In contrast, an adverse drug reaction (ADR) is “any response to a drug which is noxious and unintended, and which occurs at doses normally used in humans for prophylaxis, diagnosis, or therapy of disease, or for the modification of physiologic function.” This definition implies that there was no error in the use of the drug. Examples of an injury include:

  • A rash or diarrhea caused by an antibiotic/anti-infective agent
  • Gastrointestinal tract events such as nausea, vomiting, diarrhea, constipation, and abdominal pain
  • Anaphylaxis (a serious allergic reaction) to penicillin
  • A major hemorrhage from a blood-thinning agent
  • Kidney failure from aminoglycosides (antibiotics often administered into veins or muscle to treat serious bacterial infections) (Lococo & Staplin, 2006)

Adverse events can be categorized as fatal, life-threatening, serious, or significant. Events resulting in permanent disability included stroke, intracranial bleeding events, hemorrhagic injury to the eye, and drug-induced pulmonary injury. Deaths in one study were related to fatal bleeding, peptic ulcers, neutropenia/infection, hypoglycemia, drug toxicity related to lithium or digoxin, anaphylaxis, and complications of antibiotic-associated diarrhea (Lococo & Staplin, 2006).

In the same study, the most common types of preventable adverse drug events were:

  • Electrolyte/renal (27%)
  • Gastrointestinal tract (21%)
  • Hemorrhagic (16%)
  • Metabolic/endocrine (14%)
  • Neuropsychiatric (9%)

The most common medication categories associated with preventable ADEs were:

  • Cardiovascular medications (24.5% of the ADEs)
  • Diuretics (22.1% of the ADEs)
  • Nonopioid analgesics (15.4% of the ADEs)
  • Hypoglycemics (10.9% of the ADEs)
  • Anticoagulants (10.2% of the ADEs) (Lococo & Staplin, 2006)

Adverse drug events can result from errors in prescribing or administering medication or from patient noncompliance. The percentage of community-dwelling elder Americans who had at least 1 of the 33 drugs considered potentially inappropriate for older adults improved significantly from 21.3% in 1996 to 18.4% in 2002. The percentage of community-dwelling elders who had 1 of 11 drugs that should always be avoided by older adults remained at about 3% over the 6-year time period between 1996 and 2002 (AHRQ, 2015).

An analysis of ED visits between 1992 and 2000 of patients 65 and older estimated that inappropriate medications were given in 12.6% of the visits. The top six drugs involved in inappropriate administration (accounting for 70.8% of all cases) were promethazine (22.2%), meperidine (18.0%), propoxyphene (17.2%), hydroxyzine (10.3%), diphenhydramine (7.1%), and diazepam (6.0%) (Zagaria, 2006).

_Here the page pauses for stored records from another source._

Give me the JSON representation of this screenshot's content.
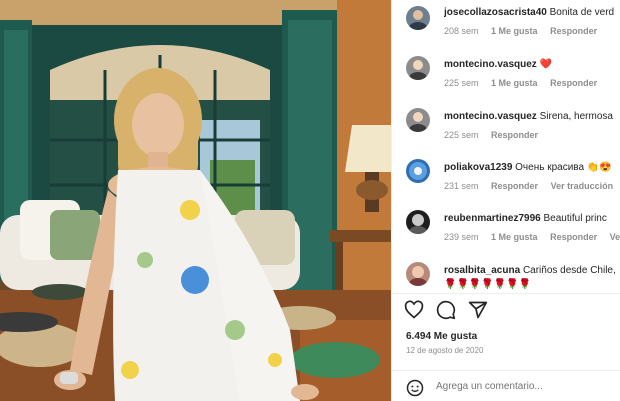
{
  "comments": [
    {
      "user": "josecollazosacrista40",
      "text": "Bonita de verd",
      "time": "208 sem",
      "likes": "1 Me gusta",
      "reply": "Responder",
      "extra": ""
    },
    {
      "user": "montecino.vasquez",
      "text": "❤️",
      "time": "225 sem",
      "likes": "1 Me gusta",
      "reply": "Responder",
      "extra": ""
    },
    {
      "user": "montecino.vasquez",
      "text": "Sirena, hermosa",
      "time": "225 sem",
      "likes": "",
      "reply": "Responder",
      "extra": ""
    },
    {
      "user": "poliakova1239",
      "text": "Очень красива 👏😍",
      "time": "231 sem",
      "likes": "",
      "reply": "Responder",
      "extra": "Ver traducción"
    },
    {
      "user": "reubenmartinez7996",
      "text": "Beautiful princ",
      "time": "239 sem",
      "likes": "1 Me gusta",
      "reply": "Responder",
      "extra": "Ver tr"
    },
    {
      "user": "rosalbita_acuna",
      "text": "Cariños desde Chile,",
      "time": "",
      "likes": "",
      "reply": "",
      "extra": "",
      "emoji_row": "🌹🌹🌹🌹🌹🌹🌹"
    }
  ],
  "post": {
    "likes": "6.494 Me gusta",
    "date": "12 de agosto de 2020",
    "add_comment_placeholder": "Agrega un comentario..."
  },
  "icons": {
    "like": "heart-icon",
    "comment": "comment-icon",
    "share": "share-icon",
    "emoji": "emoji-icon"
  },
  "colors": {
    "text": "#262626",
    "secondary": "#8e8e8e",
    "heart": "#ed4956"
  }
}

Propoxyphene (Darvon) has been discontinued due to cardiac events; meperidine is known to have paradoxic excitatory effects in patients, producing a range of symptoms from tremor to myoclonus and seizure. Many persons having a seizure following exposure to meperidine might then be placed long-term on an anti-convulsant medication to control a medication-related incident, thereby compounding the list of medications a patient is receiving.

The great irony in medicine is of giving a patient a medication for a disease, and then another medication for its side effects, and following it with another medication or two or more to counter those side effects—and the negative viscious cycle continues.

Often, any diagnosis indicating an appropriate use of these medications is absent, or testing confirming the ongoing need for medication is omitted. The practice then becomes one of continuation without questioning. This practice is perpetuated when the patient does not have a consistent medical provider or medical home.

In elders, lower initial doses should be used and upward titration done at a slower rate than in younger patients. Use of a single medication within a class should be optimized before a second medication from the same class is added, and the patient should always be carefully questioned to determine that the desired effect from a medication is achieved. Side effects and the desired outcome of the medication should be agreed upon with the patient rather than just a clinican-based decision.